Says quite a bit about our age.

>> No.11857597

>>11857569
>>11857555
that was my favorite part by far, it's like a dream or something, i was actually dying with laughter during a lot of it

his manifesto is like the greatest shitpost of all time

>> No.11857625

>>11857589
NANI????!!

>> No.11857631

>>11857593

http://religionconfidencetrick.blogspot.com/2017/02/the-paradox-of-child-happiness.html

http://religionconfidencetrick.blogspot.com/2014/11/lowlife-men-are-huge-problem-for-society.html

>> No.11857644

>>11857584
An unintentional spectre of modern social collapse bumming normies out by subliminally reminding them of their genetic (non-autistic) privilege under sexual capitalism.
>>11857597
Another good part

>I found out from stalking random people on Facebook that there was going to be a huge house party in West Hills.
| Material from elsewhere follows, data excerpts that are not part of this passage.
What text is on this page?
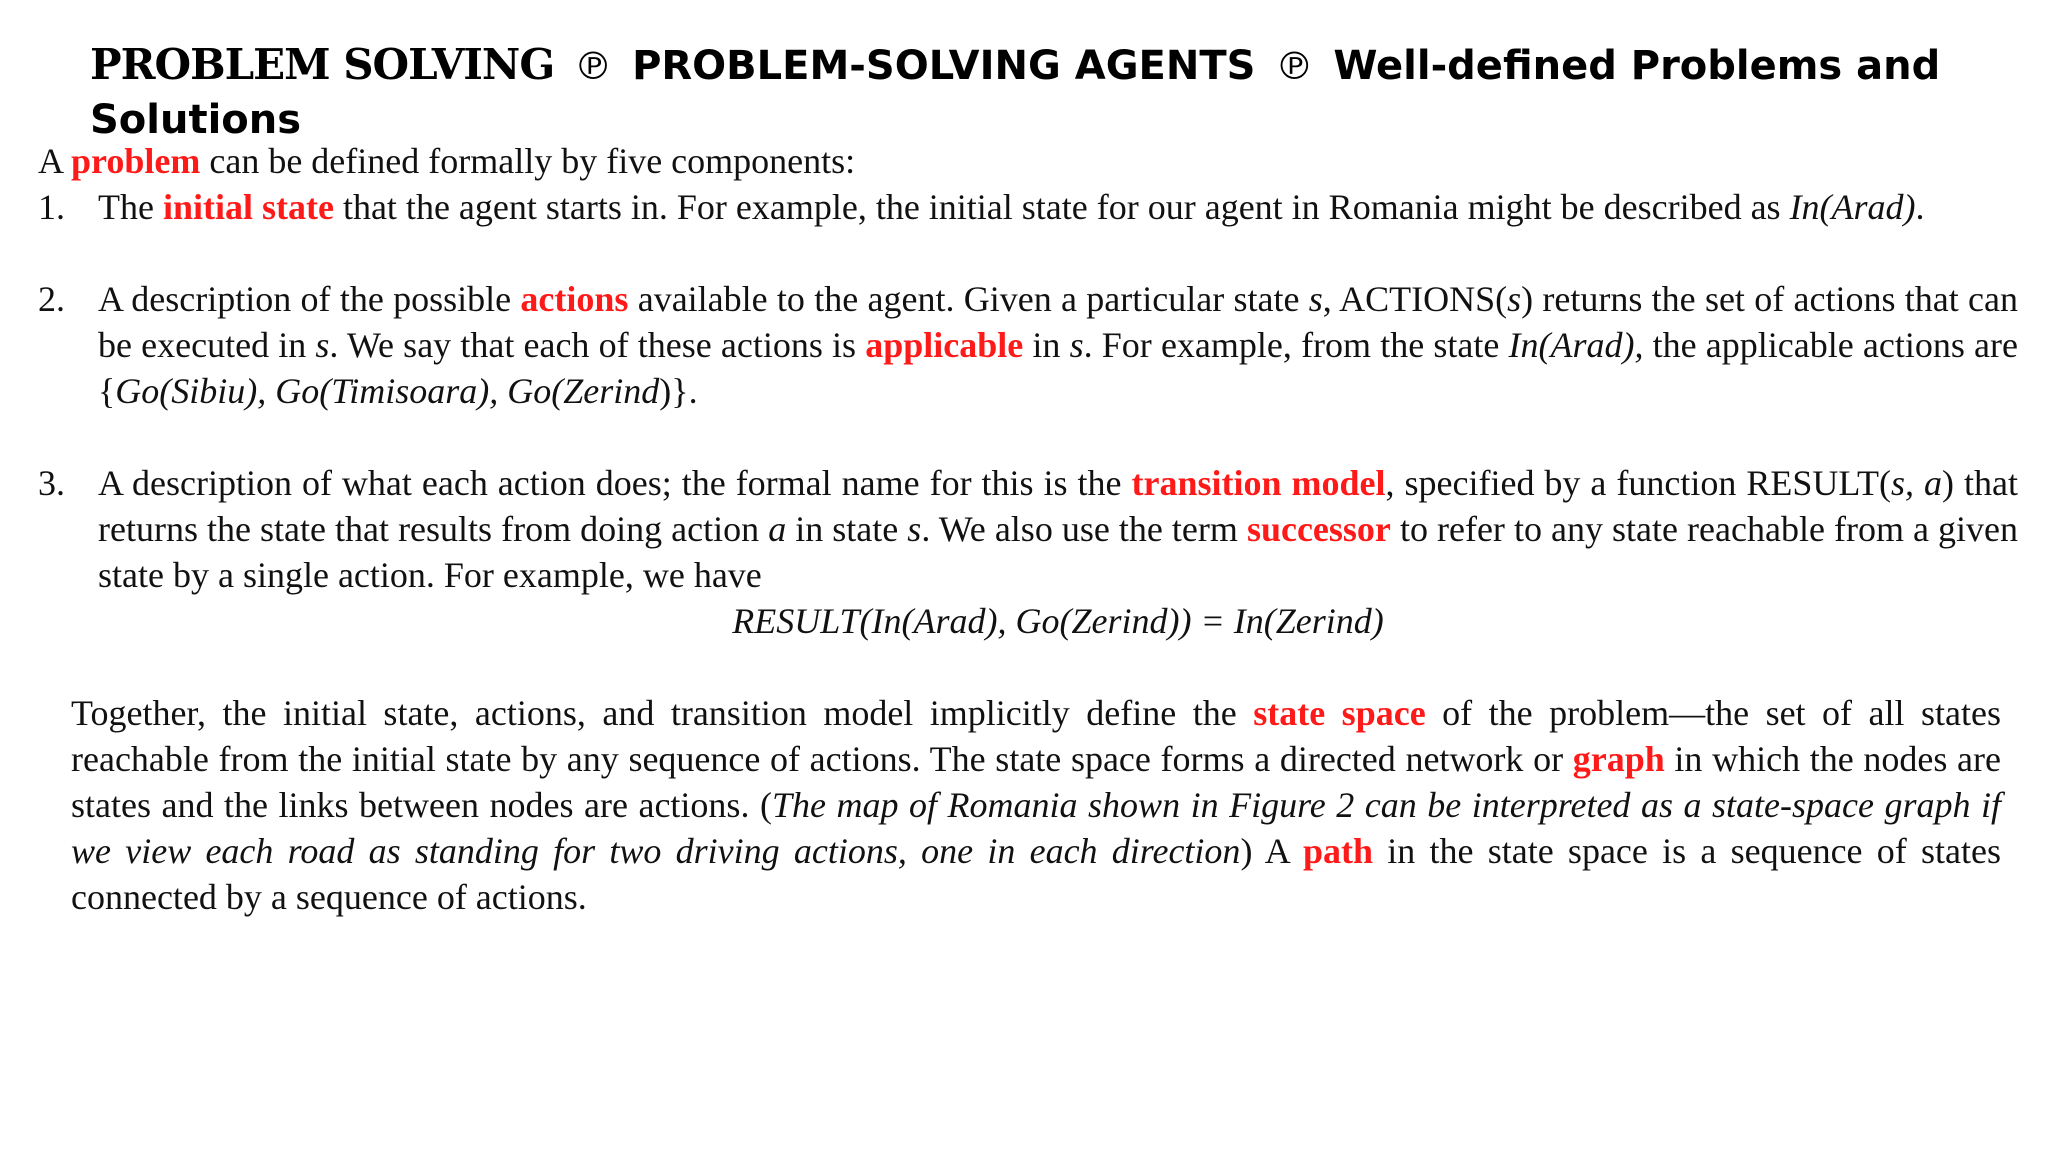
PROBLEM SOLVING ℗ PROBLEM-SOLVING AGENTS ℗ Well-defined Problems and Solutions

A problem can be defined formally by five components:

1. The initial state that the agent starts in. For example, the initial state for our agent in Romania might be described as In(Arad).
2. A description of the possible actions available to the agent. Given a particular state s, ACTIONS(s) returns the set of actions that can be executed in s. We say that each of these actions is applicable in s. For example, from the state In(Arad), the applicable actions are {Go(Sibiu), Go(Timisoara), Go(Zerind)}.
3. A description of what each action does; the formal name for this is the transition model, specified by a function RESULT(s, a) that returns the state that results from doing action a in state s. We also use the term successor to refer to any state reachable from a given state by a single action. For example, we have
RESULT(In(Arad), Go(Zerind)) = In(Zerind)

Together, the initial state, actions, and transition model implicitly define the state space of the problem—the set of all states reachable from the initial state by any sequence of actions. The state space forms a directed network or graph in which the nodes are states and the links between nodes are actions. (The map of Romania shown in Figure 2 can be interpreted as a state-space graph if we view each road as standing for two driving actions, one in each direction) A path in the state space is a sequence of states connected by a sequence of actions.
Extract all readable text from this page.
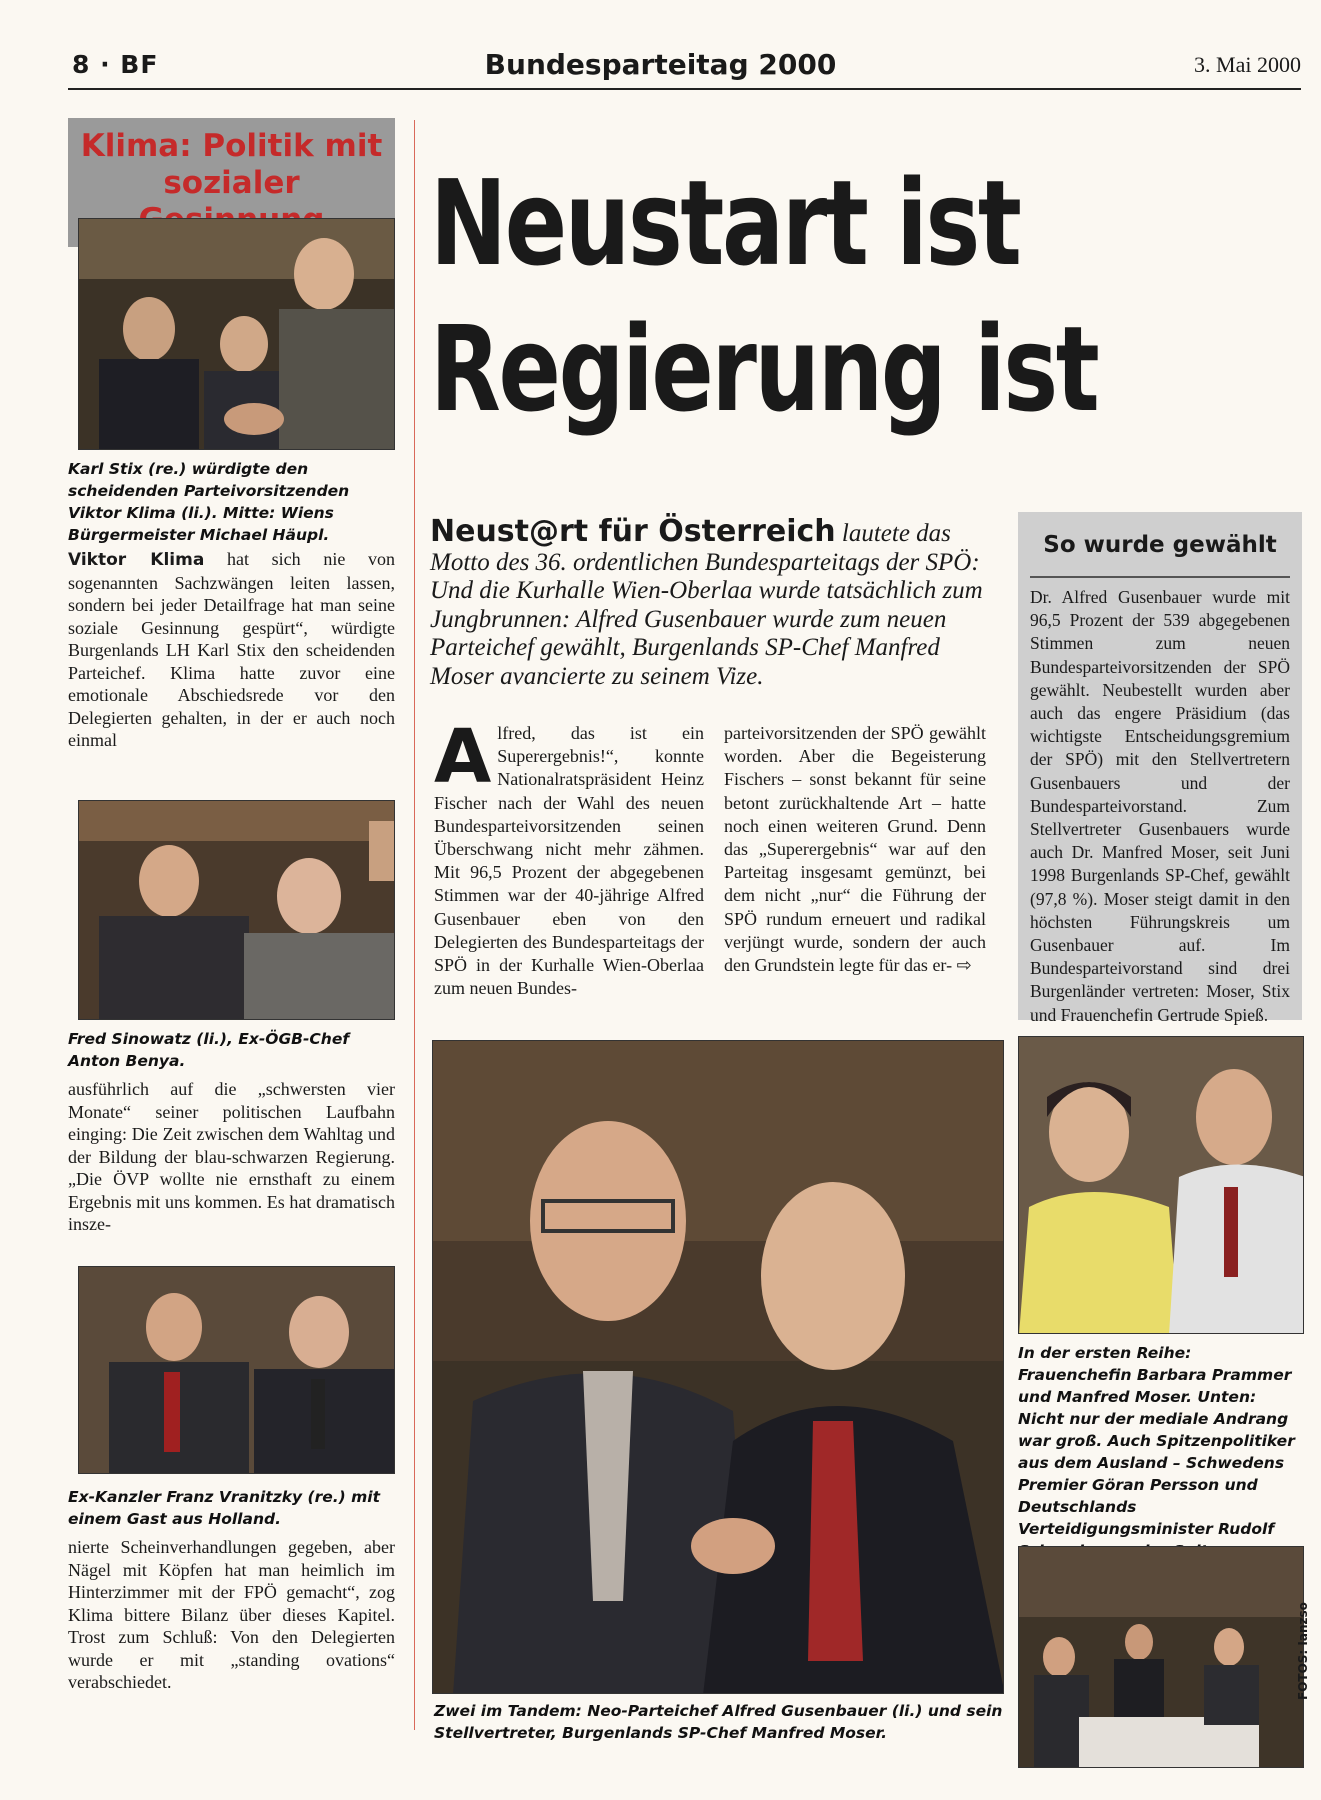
8 · BF	Bundesparteitag 2000	3. Mai 2000
Klima: Politik mit
sozialer
Karl Stix (re.) würdigte den scheidenden Parteivorsitzenden Viktor Klima (li.). Mitte: Wiens Bürgermeister Michael Häupl.
Viktor Klima hat sich nie von sogenannten Sachzwängen leiten lassen, sondern bei jeder Detailfrage hat man seine soziale Gesinnung gespürt“, würdigte Burgenlands LH Karl Stix den scheidenden Parteichef. Klima hatte zuvor eine emotionale Abschiedsrede vor den Delegierten gehalten, in der er auch noch einmal
Fred Sinowatz (li.), Ex-ÖGB-Chef Anton Benya.
ausführlich auf die „schwersten vier Monate“ seiner politischen Laufbahn einging: Die Zeit zwischen dem Wahltag und der Bildung der blau-schwarzen Regierung. „Die ÖVP wollte nie ernsthaft zu einem Ergebnis mit uns kommen. Es hat dramatisch insze-
Ex-Kanzler Franz Vranitzky (re.) mit einem Gast aus Holland.
nierte Scheinverhandlungen gegeben, aber Nägel mit Köpfen hat man heimlich im Hinterzimmer mit der FPÖ gemacht“, zog Klima bittere Bilanz über dieses Kapitel. Trost zum Schluß: Von den Delegierten wurde er mit „standing ovations“ verabschiedet.
Neustart ist
Regierung ist
Neust@rt für Österreich lautete das Motto des 36. ordentlichen Bundesparteitags der SPÖ: Und die Kurhalle Wien-Oberlaa wurde tatsächlich zum Jungbrunnen: Alfred Gusenbauer wurde zum neuen Parteichef gewählt, Burgenlands SP-Chef Manfred Moser avancierte zu seinem Vize.
Alfred, das ist ein Superergebnis!“, konnte Nationalratspräsident Heinz Fischer nach der Wahl des neuen Bundesparteivorsitzenden seinen Überschwang nicht mehr zähmen. Mit 96,5 Prozent der abgegebenen Stimmen war der 40-jährige Alfred Gusenbauer eben von den Delegierten des Bundesparteitags der SPÖ in der Kurhalle Wien-Oberlaa zum neuen Bundes-
parteivorsitzenden der SPÖ gewählt worden. Aber die Begeisterung Fischers – sonst bekannt für seine betont zurückhaltende Art – hatte noch einen weiteren Grund. Denn das „Superergebnis“ war auf den Parteitag insgesamt gemünzt, bei dem nicht „nur“ die Führung der SPÖ rundum erneuert und radikal verjüngt wurde, sondern der auch den Grundstein legte für das er- ⇨
So wurde gewählt
Dr. Alfred Gusenbauer wurde mit 96,5 Prozent der 539 abgegebenen Stimmen zum neuen Bundesparteivorsitzenden der SPÖ gewählt. Neubestellt wurden aber auch das engere Präsidium (das wichtigste Entscheidungsgremium der SPÖ) mit den Stellvertretern Gusenbauers und der Bundesparteivorstand. Zum Stellvertreter Gusenbauers wurde auch Dr. Manfred Moser, seit Juni 1998 Burgenlands SP-Chef, gewählt (97,8 %). Moser steigt damit in den höchsten Führungskreis um Gusenbauer auf. Im Bundesparteivorstand sind drei Burgenländer vertreten: Moser, Stix und Frauenchefin Gertrude Spieß.
Zwei im Tandem: Neo-Parteichef Alfred Gusenbauer (li.) und sein Stellvertreter, Burgenlands SP-Chef Manfred Moser.
In der ersten Reihe: Frauenchefin Barbara Prammer und Manfred Moser. Unten: Nicht nur der mediale Andrang war groß. Auch Spitzenpolitiker aus dem Ausland – Schwedens Premier Göran Persson und Deutschlands Verteidigungsminister Rudolf
FOTOS: Ianzso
I decided to take a big leap forward and attend this house party, even though I wouldn’t know anybody there. I had nothing to lose, and it would give me more of a chance of meeting girls than if I stayed in my room all night.
>Because I couldn’t drive, I had to walk all the way there, and it took 45 minutes. When I got there, I was overcome by anxiety, but I couldn’t back out at that point. I paid the entry fee of $5 and walked right in. To my dismay, the party was smaller than I expected. All of the kids were smoking marijuana, and they all seemed to know each other. It would only be a matter of time before they detected that I was an outcast.
>I stood around awkwardly for a few minutes before giving up and walking home. On the way home, just as I was about to reach my mother’s house, a group of four young thugs drove by me in a pick-up truck and proceeded to throw eggs at me, laughing while they did it. They seemed intoxicated, and they missed me. I picked up one of the shells and threw it right back into their car. I was no longer a weak little kid who would take a hit without fighting back. I was stronger now. They got out of their car and tried to attack me, and they would have beaten me bloody if I didn’t pull out my trusty pocket knife, which I usually carried when I walked alone by myself. Thankfully, the thugs backed away and drove off. Perhaps it was the knife, or the look of extreme hatred in my eyes. I quickly ran home, terrified. It was an unsuccessful and misfortunate night.

>> No.11857646

He's an awful writer with no sense of perspective or self-awareness but it's a fascinating insight. Reminded me slightly too much of myself for comfort.